What about risk factors?

As with any investment, there is a certain risk involved.

Aside from traditional risks that come with an investment into stocks, here are a few more risk factors that apply to pharma companies specifically.

1. Regulatory Issues

One of the key factors in the success of a drug is whether it will be approved by regulatory bodies, such as the FDA or EMA. There's always the possibility that a new drug in development may not be approved, which can cause significant delays or even the failure of the product.

2. Patent Issues

When a drug's patent expires, other companies can begin manufacturing and selling generic versions of the drug, which can significantly reduce the original company's revenue as many tend to outsource this to the middle east or India. This can in turn have a major impact on a company's profits and overall financial stability.

3. Adverse Events

Certain drugs can have unexpected side effects, and when it's the case, the drug may be withdrawn from the market, leading to significant financial losses for the company, and reputational damage or even law suits.

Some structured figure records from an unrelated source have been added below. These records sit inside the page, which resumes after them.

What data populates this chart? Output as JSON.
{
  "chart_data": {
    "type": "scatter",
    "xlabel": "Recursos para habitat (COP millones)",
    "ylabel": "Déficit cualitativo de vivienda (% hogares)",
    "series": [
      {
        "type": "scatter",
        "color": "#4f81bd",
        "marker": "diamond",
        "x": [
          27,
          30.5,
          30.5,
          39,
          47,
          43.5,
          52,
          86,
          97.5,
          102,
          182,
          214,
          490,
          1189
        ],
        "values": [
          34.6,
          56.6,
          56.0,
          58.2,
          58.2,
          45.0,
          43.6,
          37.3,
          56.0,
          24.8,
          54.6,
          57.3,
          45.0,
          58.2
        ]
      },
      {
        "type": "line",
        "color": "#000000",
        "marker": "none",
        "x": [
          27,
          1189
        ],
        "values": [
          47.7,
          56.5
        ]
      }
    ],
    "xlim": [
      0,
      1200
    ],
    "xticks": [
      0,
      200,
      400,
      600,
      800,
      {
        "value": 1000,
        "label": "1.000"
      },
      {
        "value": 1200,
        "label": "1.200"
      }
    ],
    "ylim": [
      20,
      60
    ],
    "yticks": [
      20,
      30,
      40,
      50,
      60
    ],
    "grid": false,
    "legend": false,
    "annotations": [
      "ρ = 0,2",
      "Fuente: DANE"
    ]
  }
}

4. Competitions and Innovation

New competitors and advances in technology can make a company's products obsolete and lead to a decline in revenue and profits. Especially the biotechnology sectors has seen rapid growth in the past years. Biotechnology and genetic engineering have allowed for the production of highly targeted and personalized therapies, such as monoclonal antibodies and gene therapies, which have the potential to further revolutionize the treatment of various diseases.

Consider these risk factors before you ultimately decide whether to invest into a stock or not.


Overall, investing in a few promising pharmaceutical stocks can be a great long-term commitment, as the demand for pharmaceuticals is relatively constant and the companies are constantly researching and developing new drugs.

The above-mentioned companies, namely AbbVie, Bristol Myers Squibb and Celadon Pharmaceuticals Plc are great options for explore if you’re looking to make a long-term commitment by investing into the the pharmaceutical industry.